While winning the debates, Jesus cannot win his opponents. Reluctantly, He realizes that He must take the offensive and settle the issue if He is to get on with His ministry of service to needy, waiting, and responsive people.
This backlash results in the announcement by Jesus of new spiritual ties, or a redefinition of what it means to relate rightly to God. Those who hear and embrace Christ’s message by faith are part of God’s family. All others, no matter how religious or sincere, are excluded from knowing or pleasing God.
Use the following questions to help review the application of God’s Word to our Head (What does God want me to know?), to our Heart (What does God want me to desire/value?), and to our Hands (What does God want me to do?)
Looking back at Andy’s message, is there anything that especially resonated or challenged you?
Jesus referred to the Scriptures when responding to the Pharisees’ accusation that He and His disciples were violating the Sabbath. He compared them to the priests who “profane the Sabbath, and are blameless.” How did the priests profane the Sabbath? (See Numbers 28:9-10.)
Twice Jesus said to the Pharisees, “Have you not read...” How does this emphasize the importance of knowing what the Bible says and how it applies to your life’s circumstances?
What does Jesus say the Son of Man is Lord over? Read Hebrews 4 to discover how true rest is found in Him—how Jesus is the Sabbath that we all seek.
What do you think the Pharisee's response would be to the statement that something greater than the temple is here?
Why do you think Jesus includes in here the quote from Hosea 6:6 that He desired mercy, not sacrifice. If the Pharisees had followed this teaching, what would they not have done?

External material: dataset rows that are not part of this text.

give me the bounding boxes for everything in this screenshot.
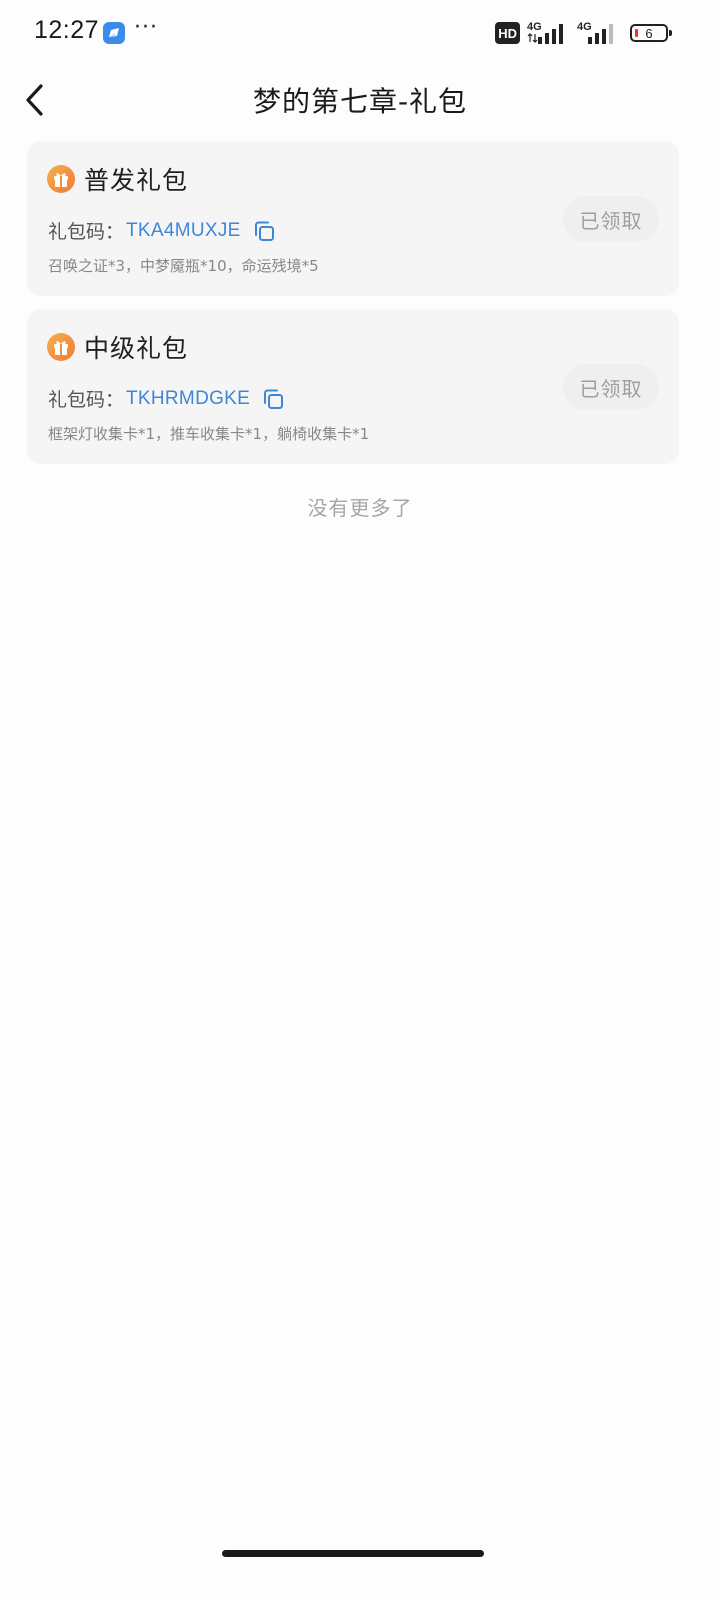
gift-list: 普发礼包 礼包码： TKA4MUXJE 召唤之证*3，中梦魇瓶*10，命运残境*… [27, 141, 679, 477]
gift-code-label: 礼包码： [48, 221, 125, 243]
gift-code-label: 礼包码： [48, 389, 125, 411]
gift-code-row: 礼包码： TKA4MUXJE [48, 217, 276, 244]
hd-label: HD [498, 25, 517, 41]
home-indicator[interactable] [222, 1550, 484, 1557]
battery-fill [635, 29, 638, 37]
network-label-2: 4G [577, 21, 592, 33]
page-title: 梦的第七章-礼包 [252, 85, 468, 118]
copy-icon[interactable] [261, 387, 285, 411]
signal-4g-icon-2: 4G [577, 21, 613, 44]
gift-name: 普发礼包 [84, 166, 189, 195]
more-notifications-icon: ··· [134, 15, 158, 40]
hd-badge: HD [495, 22, 520, 44]
battery-level: 6 [645, 25, 653, 41]
gift-icon [47, 333, 75, 361]
status-indicators: HD 4G 4G 6 [495, 19, 672, 47]
network-label: 4G [527, 21, 542, 33]
gift-code[interactable]: TKHRMDGKE [126, 388, 250, 410]
status-bar: 12:27 ··· HD 4G 4G 6 [0, 0, 720, 66]
gift-card: 普发礼包 礼包码： TKA4MUXJE 召唤之证*3，中梦魇瓶*10，命运残境*… [27, 141, 679, 296]
claimed-button[interactable]: 已领取 [563, 364, 659, 410]
copy-icon[interactable] [252, 219, 276, 243]
signal-4g-icon: 4G [527, 21, 563, 44]
gift-contents: 框架灯收集卡*1，推车收集卡*1，躺椅收集卡*1 [48, 425, 370, 443]
gift-card: 中级礼包 礼包码： TKHRMDGKE 框架灯收集卡*1，推车收集卡*1，躺椅收… [27, 309, 679, 464]
gift-code[interactable]: TKA4MUXJE [126, 220, 241, 242]
gift-icon [47, 165, 75, 193]
gift-contents: 召唤之证*3，中梦魇瓶*10，命运残境*5 [48, 257, 319, 275]
blue-app-icon [103, 22, 125, 44]
no-more-text: 没有更多了 [307, 496, 413, 520]
status-time: 12:27 [34, 16, 100, 44]
gift-code-row: 礼包码： TKHRMDGKE [48, 385, 285, 412]
claimed-button[interactable]: 已领取 [563, 196, 659, 242]
gift-name: 中级礼包 [84, 334, 189, 363]
header: 梦的第七章-礼包 [0, 70, 720, 130]
battery-icon: 6 [630, 24, 672, 42]
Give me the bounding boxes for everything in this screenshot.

What value did Jesus put on a person? How did He show that?
If you had to summarize what Matthew teaches in these verses, what would the main points be?
There are probably a number of applications from these verses, here are a few to consider:
1. Commitment to the authority of Christ.
2. Avoidance of legalism. Legalism is not simply keeping laws, but is a self-righteous attitude. Now be careful here, obeying Scripture is not legalism. God demands it. But that is not what we mean here by self-righteous legalism. How would you define the difference?
3. Doing acts of mercy. People should be looking for objects of mercy, not objects to criticize. If they were busy with that, the Church would be a much better place.
And, the guideline here seems to say it would be better to “err” on the side of mercy, not self-righteous legalism.